Once I used to study languages dead for millennia,

Losing sleep over the other-worldly verbs:

My voice broke on the fall of a line-break

As it tried to keep up with night’s bolting car.

Once I was a confidante of midnight, a rival of day’s plain speaking,

I tried to curb my gestures and rein up sight:

But still I took a flame-red stallion to water

And I’d dive into his jet-black shade.

I shivered in fever heat as I walked onward,

Toward things that hated me—the coffin, the mausoleum,

The day of judgment. And the earth swam under my footstops

Slick as an ice floe on the deafening waters of spring.

Now my lips are set hard, and my eyes like paper:

So dry.

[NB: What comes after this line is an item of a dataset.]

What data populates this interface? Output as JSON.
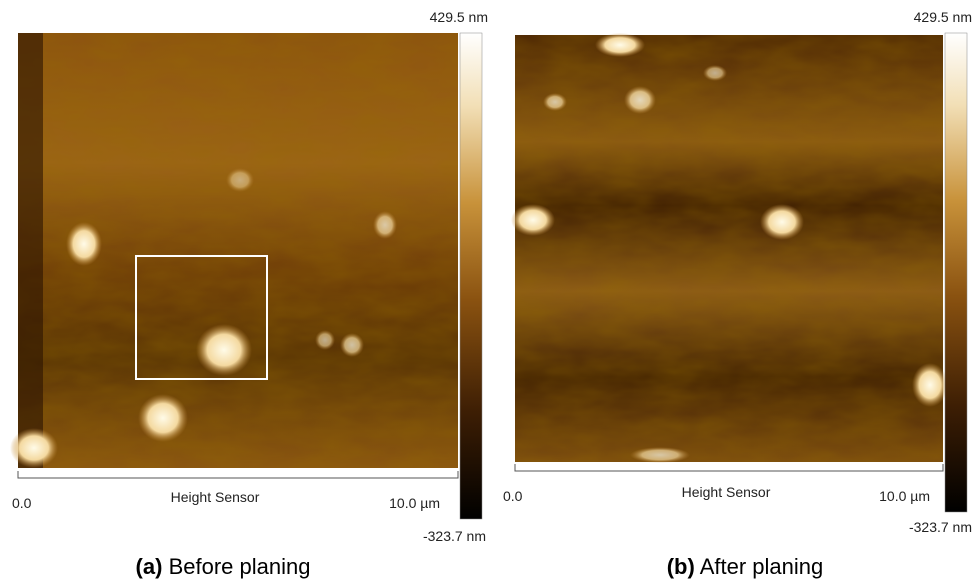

Once a week, with my hand on an armchair’s spine,

I teach university students to write their verses,

Unhobble their rhythms, and close a thought with a rhyme,

Make the voice fly up en pointe, clean out the odd passage

That jangles—the sound of Anon filling in a lost line—

Bracketing earth-bound passion not metamorphosed

Into words, in the margins, I press down my pen.

So, with a glimpse of myself reflected—a demon

In the depths of a polished gold mirror—I ask no gift:

Put me in a closed coffin and burn me to ashes,

Or fix a dragons jaws to the top of a stake.